UNO alumna wins big with her love of science

Photo courtesy Ashley Morton

Ashley Morton

Lacy West, a science teacher at Missouri Valley Middle School and a graduate of the University of Nebraska at Omaha (UNO), thought she wanted to go into the medical field after high school.

West joined her local Health Occupations Students of America (HOSA) chapter to give it a whirl. Turns out, it wasn’t the right fit for her. A short time later, while contemplating what she wanted to do with her life, she came across some old papers from elementary school. One of those papers asked the question: what do you want to be when you grow up? West had an answer, “a teacher.”

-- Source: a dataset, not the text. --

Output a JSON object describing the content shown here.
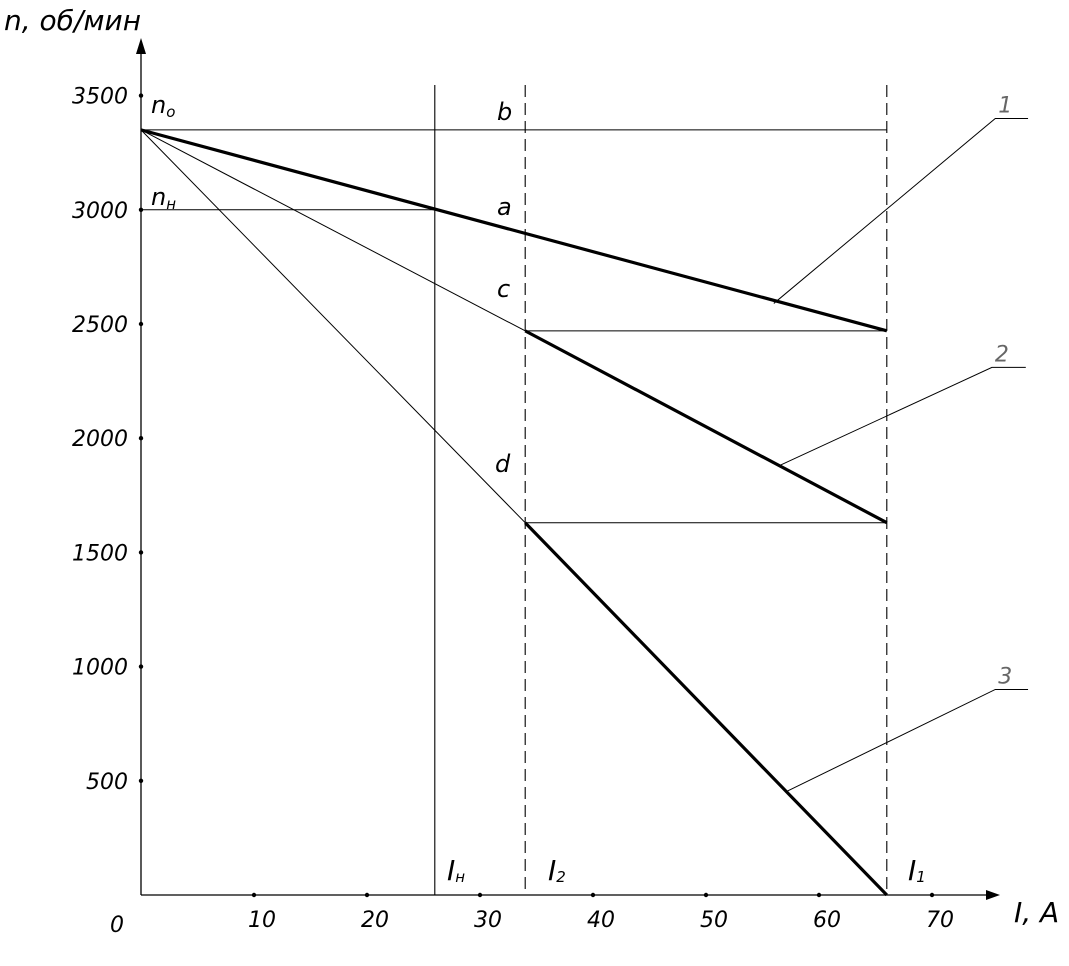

After graduating from Missouri Valley High School in 2002, she attended UNO from 2002-2007. She took a job as a 7th grade science teacher at King Science and Technology Magnet (KTSM) in the fall of 2007 and stayed with them for five years. At the same time that King was undergoing staff changes, West got a call from the Missouri Valley Community School district to apply for a 7th and 8th grade science teacher position.

“It was a bittersweet decision, as I love King Science and the staff and students, however, the opportunity might only happen once for this position,” West said. “It’s my hometown, it’s where I grew up, it was where I was living, so I gave it a chance.”

That chance, and her love for science, paid off.

On Jan. 7, West discovered she was one of six recipients for the 2019 I.O.W.A STEM teacher award. The STEM award is given to teachers in Iowa who, without fail, inspire their students to dig into, and grow, a passion for STEM subjects: science, technology, engineering, and math. The recipient is awarded $3,000 and West already has big plans for the money.

“My hope is to give my students the opportunity to see STEM in real life applications and careers,” West said. “Before this, my students had to pay a fee to attend STEM days. This will allow me to purchase the supplies needed to provide STEM opportunities for my students.”

To, those who know her it is no surprise that West won. Megan West, Lacy’s coworker, best friend and sister-in-law, knows West from all different aspects.

“Lacy has a huge heart when it comes to her students and she’s always had a deep passion for science and technology.” Megan said. “She began pushing for a STEM program her first year to get the students involved.”

West’s love of science has always been a part of her life.

“Science fascinated me all through school,” West said. “I wanted to figure out the answers. I wanted to see how things worked. I wanted to do hands-on experiments.”

Now West will get to pass her love of all thing’s science on to her students, thanks to the STEM award.

“I love when the students are excited about something happening in my class – when you have the next hour students coming in pumped for science because they just heard in the hall that class today is pretty exciting,” West said.

West doesn’t believe in handing out worksheets or sitting down for a lecture. Her students have standup desks and work in groups 90 percent of the time. To say there’s never a dull moment would be an understatement.

“I’m a big believer in moving to learn,” West said. “We stretch and exercise at the start of class, we move around to mix with the other groups, we dance and do actions to learn, and create skits and game shows to study.”

West isn’t just focused on sharing her love of just science with her students. She also has a deep passion for making connections with some of the ‘harder’ students, the ones who really don’t like school or struggle because science is hard.

“I foster a classroom setting that we care about everyone and we don’t let anyone struggle in my room,” West said. “If you see someone struggling, help them or ask me to help them. This helps build a very trusting and safe environment for the students.”

With big dreams and even bigger ideas on the horizon, science teacher Lacy West has the whole town, and especially her students, cheering her on.